6 Comments on "Britain creates new oil and gas regulator to tackle falling output"

  1. rockman on Mon, 24th Feb 2014 6:30 pm 

    “Running a new regulator is estimated to cost $30 – $50 million a year, a small amount compared to revenues oil and gas explorers make from selling fossil fuel.” More bureaucratic BS IMHO. Yes…small compared to industry revenue. And very small compared to the revenue the British govt receives from the NS operators. During 2009-10 the govt collected $10.8 BILLION from operators in the form of the North Sea corporation tax and the Petroleum revenue tax. The “regulator” expense represents less that 0.5% of the govt revenue.

    So if the govt thinks this new regulator “tackling the decline in oil and gas output is an urgent matter” and would truly be beneficial to the process you would think they wouldn’t hesitate to fund the effort themselves. So just maybe it’s really more of a scheme to pull a tad more income from NS operators and won’t really make a difference in their opinion.

  2. Nony on Mon, 24th Feb 2014 7:08 pm 

    I agree that funding from already existing tax revenue seems like a no brainer. ESPECIALLY if they really think the entity will lead to increased production (and thus more taxes) in the end.

    Few questions:

    1. “The new regulator will block any major investments that do not sufficiently focus on extracting maximum potential from North Sea fields, a move which could result in some operators losing their licences, Wood said.” What does this mean (what examples are they talking about?) Also, why would any operator not already be incented to maximize potential? (Not saying it’s impossible people are playing games, but wonder if so, how.) Or do they think that they can sort of pick winners and losers better than the auctions do?

    2. How important are regulators? We have 50 different state examples in the US and a lot of different countries to look at. What are some of the better ones. Or if none are “good”, surely some are “bad” and others are “do no harm”. In other words, what makes up a good regulator. What could they change in the UK to make things better. (What are the parameters to vary?)

    3. Will this new regulator entity cover oil and gas in general (including onshore) or just offshore?

  3. Kenz300 on Mon, 24th Feb 2014 7:56 pm 

    The cost of oil, coal and nuclear keeps rising…..

    The cost of wind and solar keeps dropping ………….

    Yet the powers that be continue to go down the same path pushing for more gas and oil………

  4. mike on Mon, 24th Feb 2014 8:21 pm 

    ” 24 billion barrels of oil equivalent”
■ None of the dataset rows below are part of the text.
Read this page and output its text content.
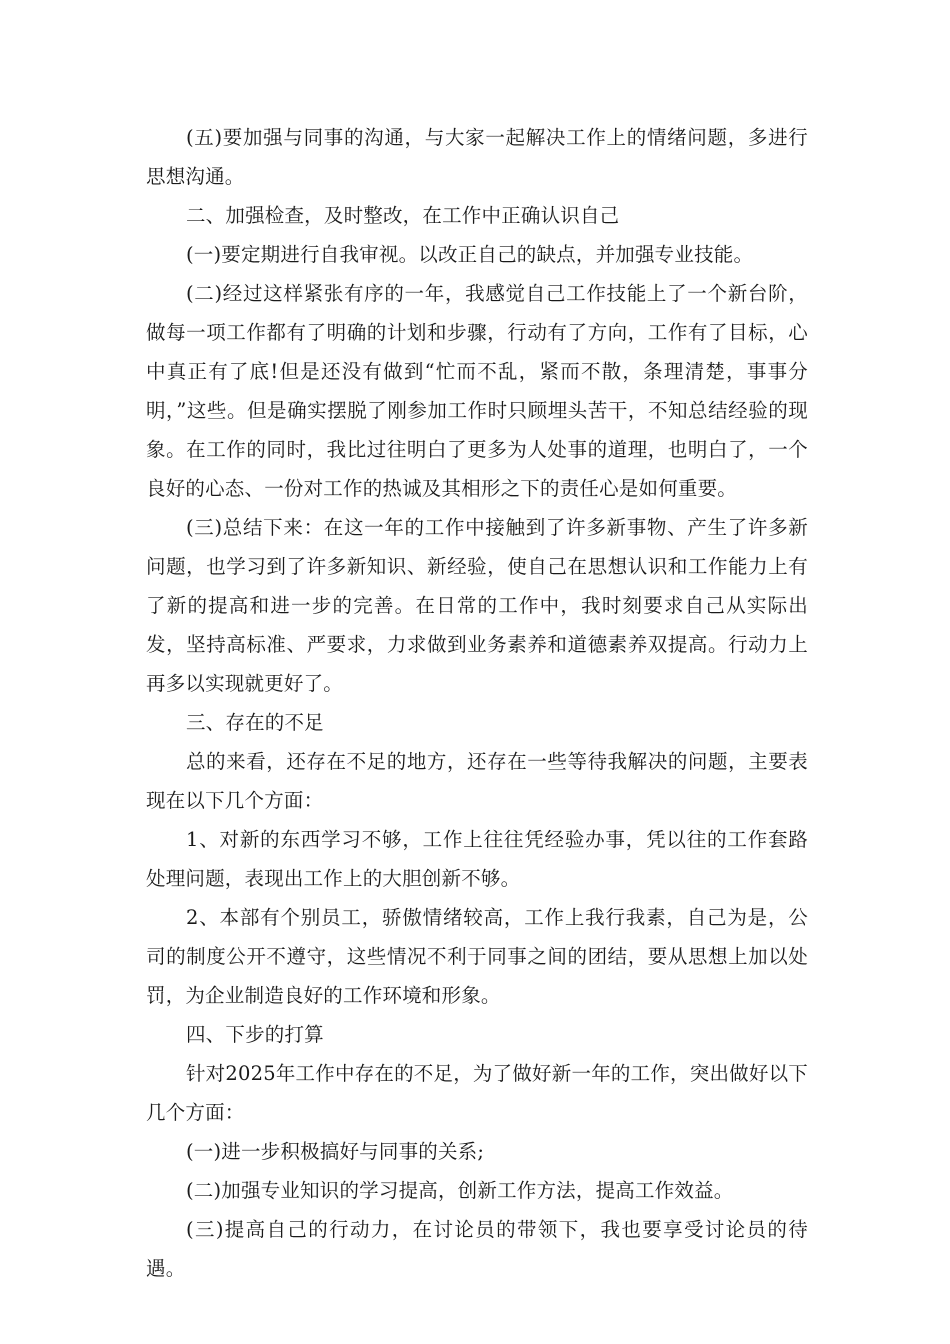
(五)要加强与同事的沟通，与大家一起解决工作上的情绪问题，多进行思想沟通。

二、加强检查，及时整改，在工作中正确认识自己

(一)要定期进行自我审视。以改正自己的缺点，并加强专业技能。

(二)经过这样紧张有序的一年，我感觉自己工作技能上了一个新台阶，做每一项工作都有了明确的计划和步骤，行动有了方向，工作有了目标，心中真正有了底!但是还没有做到“忙而不乱，紧而不散，条理清楚，事事分明，”这些。但是确实摆脱了刚参加工作时只顾埋头苦干，不知总结经验的现象。在工作的同时，我比过往明白了更多为人处事的道理，也明白了，一个良好的心态、一份对工作的热诚及其相形之下的责任心是如何重要。

(三)总结下来：在这一年的工作中接触到了许多新事物、产生了许多新问题，也学习到了许多新知识、新经验，使自己在思想认识和工作能力上有了新的提高和进一步的完善。在日常的工作中，我时刻要求自己从实际出发，坚持高标准、严要求，力求做到业务素养和道德素养双提高。行动力上再多以实现就更好了。

三、存在的不足

总的来看，还存在不足的地方，还存在一些等待我解决的问题，主要表现在以下几个方面：

1、对新的东西学习不够，工作上往往凭经验办事，凭以往的工作套路处理问题，表现出工作上的大胆创新不够。

2、本部有个别员工，骄傲情绪较高，工作上我行我素，自己为是，公司的制度公开不遵守，这些情况不利于同事之间的团结，要从思想上加以处罚，为企业制造良好的工作环境和形象。

四、下步的打算

针对2025年工作中存在的不足，为了做好新一年的工作，突出做好以下几个方面：

(一)进一步积极搞好与同事的关系;

(二)加强专业知识的学习提高，创新工作方法，提高工作效益。

(三)提高自己的行动力，在讨论员的带领下，我也要享受讨论员的待遇。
    Production is declining, the most easily reached oil has been reached. All that is left soon will be the tough stuff, onlyt worth getting if oil prices go up, presumably. The North Sea is near being worked out, but both the UK government, and the Scottish government are hyping this fabulous wealth that is there for the taking. Cameron, because he can say that only a UK (“sixthe largest economy in the world”)that includes Scotland has the clout to ensure the continued development of the “vast” wealth, and Salmond because he can say an independent Scotland can be financed by the exploitation of this oil wealth. They are both fools. 24 Billion barrels of oil equivalent maybe (Much of it presumably gas down in the English sector) but flowing out into the refineries and tanks on land at such a slow rate that it will generate piddling amounts of wealth per year. Not enough to restore the UK to oil independence, and not enough to provide the income to a high spending indepenbdent Scotland.

  5. rockman on Mon, 24th Feb 2014 8:33 pm 

    Nony – To be honest little of what they say makes sense to me. The one area that could be focused upon is to share some infrastructure on more of a “commons basis”. For instance I have a NG pipeline with extra capacity. You don’t have enough reserves in your well to justify a pipeline. I’ll let you use my line but I’ll charge you so much that it loses incentive for you. In such a situation the govt might require I give you access. Unfortunately the details of such situations are far more complex.